The one thing that I did not do to the Raleigh International was build it.  In fact, I parted the bicycle out for resale purposes.  Though it grieved me to take such a well preserved bicycle apart, I had little choice.  With no spare storage room left in The Old Shed, and bicycles flowing out into the backyard, something had to go.  The Raleigh was one of those somethings.

Though I only paid twenty dollars for the bicycle, it was worth a great deal more.  My guess would be that, parted out, the bike would fetch about a thousand dollars.  With that in mind, I listed the complete bicycle on Ebay and set a reserve price a couple of hundred dollars less than I would get if I parted the bike out.  I was hoping that the complete and original bicycle would go to a new home.  Sadly, there were no takers and, as promised in the first Ebay listing, if the bicycle did not sell, it would be parted out.  And that is exactly what happened.  The day after the first auction ended, I completely disassembled the "International" and listed just the frame and fork set for sale.
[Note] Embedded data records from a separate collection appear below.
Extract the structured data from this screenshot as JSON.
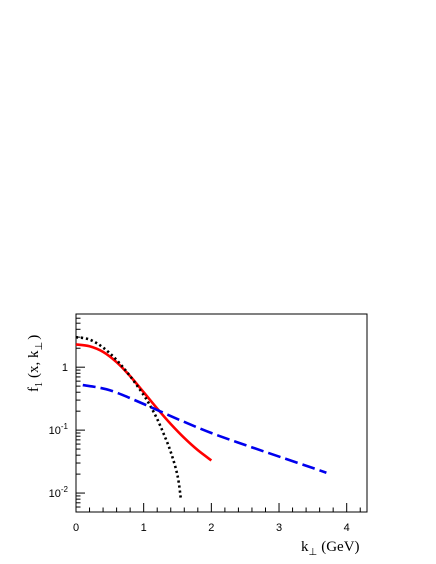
{
  "chart_data": {
    "type": "line",
    "xlabel": {
      "main": "k",
      "sub": "⊥",
      "unit": "(GeV)"
    },
    "ylabel": {
      "main": "f",
      "sub1": "1",
      "args_a": "(x, k",
      "sub2": "⊥",
      "args_b": ")"
    },
    "xlim": [
      0,
      4.3
    ],
    "ylim": [
      0.005,
      7
    ],
    "yscale": "log",
    "grid": false,
    "x_ticks": [
      0,
      1,
      2,
      3,
      4
    ],
    "y_ticks": [
      {
        "value": 0.01,
        "base": "10",
        "exp": "-2"
      },
      {
        "value": 0.1,
        "base": "10",
        "exp": "-1"
      },
      {
        "value": 1,
        "label": "1"
      }
    ],
    "series": [
      {
        "style": "solid",
        "color": "#ff0000",
        "x": [
          0.0,
          0.2,
          0.4,
          0.6,
          0.8,
          1.0,
          1.2,
          1.4,
          1.6,
          1.8,
          2.0
        ],
        "y": [
          2.3,
          2.15,
          1.75,
          1.2,
          0.72,
          0.4,
          0.22,
          0.125,
          0.075,
          0.048,
          0.033
        ]
      },
      {
        "style": "dotted",
        "color": "#000000",
        "x": [
          0.0,
          0.2,
          0.4,
          0.6,
          0.8,
          1.0,
          1.1,
          1.2,
          1.3,
          1.4,
          1.5,
          1.55
        ],
        "y": [
          3.0,
          2.75,
          2.05,
          1.3,
          0.72,
          0.36,
          0.24,
          0.15,
          0.085,
          0.045,
          0.019,
          0.008
        ]
      },
      {
        "style": "dashed",
        "color": "#0000ee",
        "x": [
          0.1,
          0.5,
          1.0,
          1.5,
          2.0,
          2.5,
          3.0,
          3.5,
          3.7
        ],
        "y": [
          0.52,
          0.43,
          0.26,
          0.15,
          0.09,
          0.058,
          0.038,
          0.025,
          0.021
        ]
      }
    ]
  }
}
I did pay close attention to quality details, as I disassembled the bicycle.  It is one thing to use quality materials to build the frame set.  It is also important that a high end bicycle be fitted with quality components.  Finally, when attempting to determine bicycle quality, I focus on workmanship.  If the best materials are used but in the hands of an inexperience or careless builder, the bicycle will not be well made.  Experience, coupled with pride in one's skills, are the two main ingredients for quality workmanship.  As I took the bicycle apart, I was watching for signs of good workmanship.

The paint and art work on the Raleigh International had stood the test of time really well, suggesting that the paint and application were both of good quality.  So too was the chrome plating in good condition.  Though a light patina of rust had formed on the chrome, it cleaned off easily leaving a gleaming surface, a testament to the quality of English chrome plating.  The frame set itself was full Reynolds 531, good stuff to say the least but I must comment negatively on the workmanship.

As far as I am concerned, the workmanship on the bicycle was not all that it should have been.  If this bike was built in the Carlton factory, then the mystic surrounding the work done there must be questioned.  Filing marks abounded on the lug work.  Stays did not fit smoothly into the drops and both front and rears suffered from poor installation.  Lumps of brass had been left untouched by the craftsman file, once again detracting from my evaluation of the craftsmanship associated with the bicycle.  In my opinion, if a bicycle is sold as a higher end unit, then the materials and workmanship must be of higher quality.  I would expect many of these workmanship blemishes to show up on a lesser bicycle but not on one of the Raleigh's advertized quality.

In all fairness to Raleigh, very few really high end bicycles of the Raleigh's day were all that well finished off.  More often than not, a bicycle would be riddled with workmanship deficiencies.  Was this a product of lack of care or a Bean Counter's result of increasing the profit margin?  I don't know but it saddens me to see these examples of poor workmanship on supposedly quality bicycles.  I should add that I have seen similar examples of poor workmanship come out of the Carlton factory before.  Though my 1971 Carlton Professional was a bike to remember, it too suffered from built in cosmetic deficiencies.  Too bad.

But all in all, the Raleigh International is a nicely presented vintage road bicycle.  It is pretty and has been well kept over the years, probably because it saw very little use.  If the bicycle had been my size, it would have become a permanent member of my humble collection of vintage road racing/touring bicycles.  But it was not my size and now lives out what is left of its vintage life in beautiful Hawaii.  I should be so lucky!